US 11,778,277 B1
Digital item processing for video streams
Tony Norman Bryan, Lake Forest Park, WA (US); Paul Martin, Seattle, WA (US); Brent Allen Colson, Seattle, WA (US); and Samuel Leiber, Fairfax, VA (US)
Assigned to Amazon Technologies, Inc., Seattle, WA (US)
Filed by Amazon Technologies, Inc., Seattle, WA (US)
Filed on Jun. 11, 2021, as Appl. No. 17/345,264.
Int. Cl. H04N 5/445 (2011.01); G06F 13/00 (2006.01); G06F 3/00 (2006.01); H04N 21/478 (2011.01); G06N 20/00 (2019.01); G10L 15/22 (2006.01); G06F 16/783 (2019.01); G06F 16/78 (2019.01); H04N 21/422 (2011.01); H04N 21/44 (2011.01)

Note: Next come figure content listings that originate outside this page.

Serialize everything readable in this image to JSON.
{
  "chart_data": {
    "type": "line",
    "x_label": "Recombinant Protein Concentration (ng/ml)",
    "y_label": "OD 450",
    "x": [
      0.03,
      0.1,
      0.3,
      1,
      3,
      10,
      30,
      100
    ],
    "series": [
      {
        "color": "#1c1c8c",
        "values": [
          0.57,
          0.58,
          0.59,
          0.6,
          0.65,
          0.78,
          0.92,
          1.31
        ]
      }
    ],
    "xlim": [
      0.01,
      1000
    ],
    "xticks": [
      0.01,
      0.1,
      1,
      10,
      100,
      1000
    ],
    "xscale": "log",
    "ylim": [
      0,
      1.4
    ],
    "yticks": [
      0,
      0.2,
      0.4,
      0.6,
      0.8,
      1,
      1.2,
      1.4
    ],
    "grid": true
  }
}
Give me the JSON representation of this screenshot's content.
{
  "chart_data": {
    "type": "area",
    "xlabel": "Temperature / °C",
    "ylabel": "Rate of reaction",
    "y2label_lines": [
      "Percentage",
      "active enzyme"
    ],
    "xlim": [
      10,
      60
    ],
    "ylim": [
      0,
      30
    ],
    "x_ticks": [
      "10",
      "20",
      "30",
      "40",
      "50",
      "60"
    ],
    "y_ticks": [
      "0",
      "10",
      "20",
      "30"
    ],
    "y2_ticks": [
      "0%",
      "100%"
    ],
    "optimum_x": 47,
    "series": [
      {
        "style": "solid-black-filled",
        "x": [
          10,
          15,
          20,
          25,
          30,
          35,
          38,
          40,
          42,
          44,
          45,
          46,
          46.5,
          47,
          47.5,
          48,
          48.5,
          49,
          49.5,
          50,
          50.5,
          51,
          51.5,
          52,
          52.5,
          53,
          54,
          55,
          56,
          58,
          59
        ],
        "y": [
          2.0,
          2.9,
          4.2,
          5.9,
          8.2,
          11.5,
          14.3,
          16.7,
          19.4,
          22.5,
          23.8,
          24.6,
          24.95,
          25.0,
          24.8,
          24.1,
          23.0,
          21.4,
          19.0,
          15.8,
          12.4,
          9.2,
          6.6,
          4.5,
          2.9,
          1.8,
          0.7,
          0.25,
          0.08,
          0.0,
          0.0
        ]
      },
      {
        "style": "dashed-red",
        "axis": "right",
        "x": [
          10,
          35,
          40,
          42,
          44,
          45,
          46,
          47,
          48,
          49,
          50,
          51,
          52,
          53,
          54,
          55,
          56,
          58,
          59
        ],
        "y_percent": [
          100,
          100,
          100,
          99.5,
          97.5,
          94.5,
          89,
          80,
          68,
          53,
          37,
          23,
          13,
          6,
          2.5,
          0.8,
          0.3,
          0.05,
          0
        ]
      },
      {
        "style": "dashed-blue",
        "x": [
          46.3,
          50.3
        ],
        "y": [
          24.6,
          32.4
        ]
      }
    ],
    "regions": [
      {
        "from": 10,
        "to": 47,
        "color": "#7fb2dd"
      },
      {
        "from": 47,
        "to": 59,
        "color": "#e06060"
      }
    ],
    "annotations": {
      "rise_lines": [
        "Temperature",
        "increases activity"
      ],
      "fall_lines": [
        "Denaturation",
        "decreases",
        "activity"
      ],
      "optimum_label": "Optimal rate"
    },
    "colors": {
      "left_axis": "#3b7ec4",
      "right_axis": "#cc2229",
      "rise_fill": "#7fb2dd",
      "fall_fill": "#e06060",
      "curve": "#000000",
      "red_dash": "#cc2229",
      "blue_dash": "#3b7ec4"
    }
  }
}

CPC H04N 21/47815 (2013.01) [G06F 16/785 (2019.01); G06F 16/7837 (2019.01); G06F 16/7854 (2019.01); G06F 16/7867 (2019.01); G06N 20/00 (2019.01); G10L 15/22 (2013.01); H04N 21/42203 (2013.01); H04N 21/44008 (2013.01); G10L 2015/223 (2013.01)] 20 Claims
OG exemplary drawing
 
1. A system comprising:
at least one processor; and
at least one non-transitory computer-readable storage medium having computer-executable instructions stored thereon which, when executed on the at least one processor, cause the system to perform operations comprising:
determining that a frame of a first media stream comprises a first representation of a candidate object;
determining a tag associated with the first media stream and the candidate object, the tag comprising a first stream identifier associated with the first media stream, the tag comprising a timestamp representing a first time in which the first representation is depicted within the first media stream, the first representation of the candidate object being visually depicted within the first media stream;
determining a second stream identifier associated with a second media stream, the second media stream comprising a second representation of the candidate object, the second representation of the candidate object being audibly referenced in the second media stream;
storing, in a database, data associated with the first media stream and the second media stream, the data comprising the first stream identifier, the timestamp, an object identifier, and the second stream identifier, the object identifier being associated with the candidate object;
determining supplemental information associated with the candidate object, based at least in part on the candidate object;
storing, in the database, the supplemental information;
receiving a first request to output the first media stream via a display device;
receiving, while the first media stream is being output by the display device, and from a voice-controlled device within a same environment as the display device, a second request associated with the first media stream, the second request being a natural language request captured by one or more microphones of the voice-controlled device;
processing the natural language request to be a natural language processed request referring to an item that is depicted in the first media stream;
comparing a second time in which the second request was received and a corresponding time in the first media stream to the first time;
determining that the second request is associated with the first representation of the candidate object, based at least in part on a result of the comparing the second time and the corresponding time to the first time; and
causing at least one of the object identifier or the supplemental information to be visually displayed via the display device.